No amar tu voluntad; amar la voluntad de Dios

Hoy la Iglesia nos regala la festividad de uno de los grandes santos de la Iglesia: Ignacio de Loyola. Un hombre recio, valiente, perseverante, decidido que tiene el absoluto de Dios arraigado en lo más profundo del corazón; este es el secreto de la vida de san Ignacio de Loyola.

El encuentro con Cristo, después de haber sido herido en el campo de batalla, con una larga enfermedad que le obligará a una larga convalecencia, perturba por completo la vida de san Ignacio. Su nombre, de origen vasco, en sí es como el resumen de su secreto. Antes de comenzar a escribir he buscado el significado del nombre Ignacio porque pensaba que estaría vinculado al enfrentarse a los problemas y dificultades. Ignacio significa «el que surge entre las llamas» e Ignacio de Loyola era realmente un alma de fuego. Cuando el Señor, que también es un fuego consumidor, entró en su corazón, lo consumió completa y definitivamente. Este es el secreto de la vida de San Ignacio y esto es lo que comunicó a quienes se convirtieron en sus discípulos y sus compañeros. El fuego del amor de Dios que consume y ocupa todo el espacio, sin límites, sin dejar cabida a nada más.

Hay, en los Ejercicios de San Ignacio, que son un fundamento fructífero del misticismo de San Ignacio, en los cuales el alma se encuentra frente a Dios, en ese proceso de examinar la conciencia, de meditar, de contemplar, de orar mental y vocalmente, de disponer el alma, de hallar la voluntad divina en tu vida, la demanda constante a Dios: Señor lo que quiero y deseo. Esto también resume completamente el alma de San Ignacio y de toda la compañía de Jesús. La voluntad de Dios que se convierte en nuestra voluntad hasta el punto de que esto es lo que Dios quiere que pidamos porque es lo que Dios quiere que queramos. Este es el secreto que mantuvo vivo a San Ignacio. Hubo un tiempo en que Dios se le apareció, y él le dio todo, y desde ese momento no tuvo más voluntad que la del corazón de Dios.

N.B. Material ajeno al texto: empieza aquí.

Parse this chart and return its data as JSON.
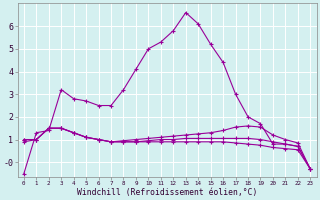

Este es el significado de la obediencia de san Ignacio y de la Compañía que él fundó. Obedecer no implica convertirse en un esclavo, no es convertirse en una herramienta inanimada en manos de un jefe tiránico que, arbitrariamente, hace cualquier cosa con él, obedecer es hacer la voluntad del Único. Es no amar tu propia voluntad sino identificar totalmente el impulso más profundo de tu corazón con el impulso del corazón de Dios. Esta es la obediencia de Cristo a la voluntad de su Padre y esta es la obediencia del cristiano a la voluntad de Dios y esto es lo que san Ignacio nos muestra, de una manera maravillosa, y que todos debemos vivir, por nuestra parte y con nuestro propio temperamento, nuestra propia espiritualidad, nuestra propia sensibilidad: para asegurarnos de que el amor de Dios sea lo suficientemente profundo en nosotros como para que haya, tal vez no a primera vista, como san Ignacio, pero en cualquier caso de forma gradual y real, una identificación de nuestra voluntad con la voluntad de Dios, de nuestro deseo con el deseo de Dios, para que solo Él sea el primero en ser servido, Él solo el centro de nuestra vida y de la vida. Haciéndolo así me puedo dar entonces a los demás con un corazón lleno de Dios. «En todo amar y servir» la frase de san Ignacio que es mucho más que un lema. Y que hoy, en su festividad, quiero hacer también ejercicio de vida, ejercicio de amor para darlo a los que conviven conmigo, con los que trato y con los que me relaciono.

Hoy quiero que mi plegaria sean dos oraciones que tengo muy presentes en mi vida. Ambas son de san Ignacio de Loyola.

Oración de entrega, ideal para el inicio de la jornada y para orar después de haber recibido la Sagrada Comunión.

Tomad, Señor, y recibid toda mi libertad, mi memoria, mi entendimiento y toda mi voluntad; todo mi haber y mi poseer. Vos me disteis, a Vos, Señor, lo torno. Todo es Vuestro: disponed de ello según Vuestra Voluntad. Dadme Vuestro Amor y Gracia, que éstas me bastan. Amén.

Señor, Tú me conoces, aconsejada en el momento de iniciar la oración personal

Señor, Tú me conoces mejor  de lo que yo me conozco a mí mismo. Tu Espíritu empapa  todos los momentos de mi vida. Gracias por tu gracia y por tu amor  que derramas sobre mí. Gracias por tu constante y suave invitación  a que te deje entrar en mi vida. Perdóname por las veces que he rehusado tu invitación, y me he encerrado lejos de tu amor. Ayúdame a que en este día venidero  reconozca tu presencia en mi vida, para que me abra a Ti. Para que Tú obres en mí, para tu mayor gloria. Amén.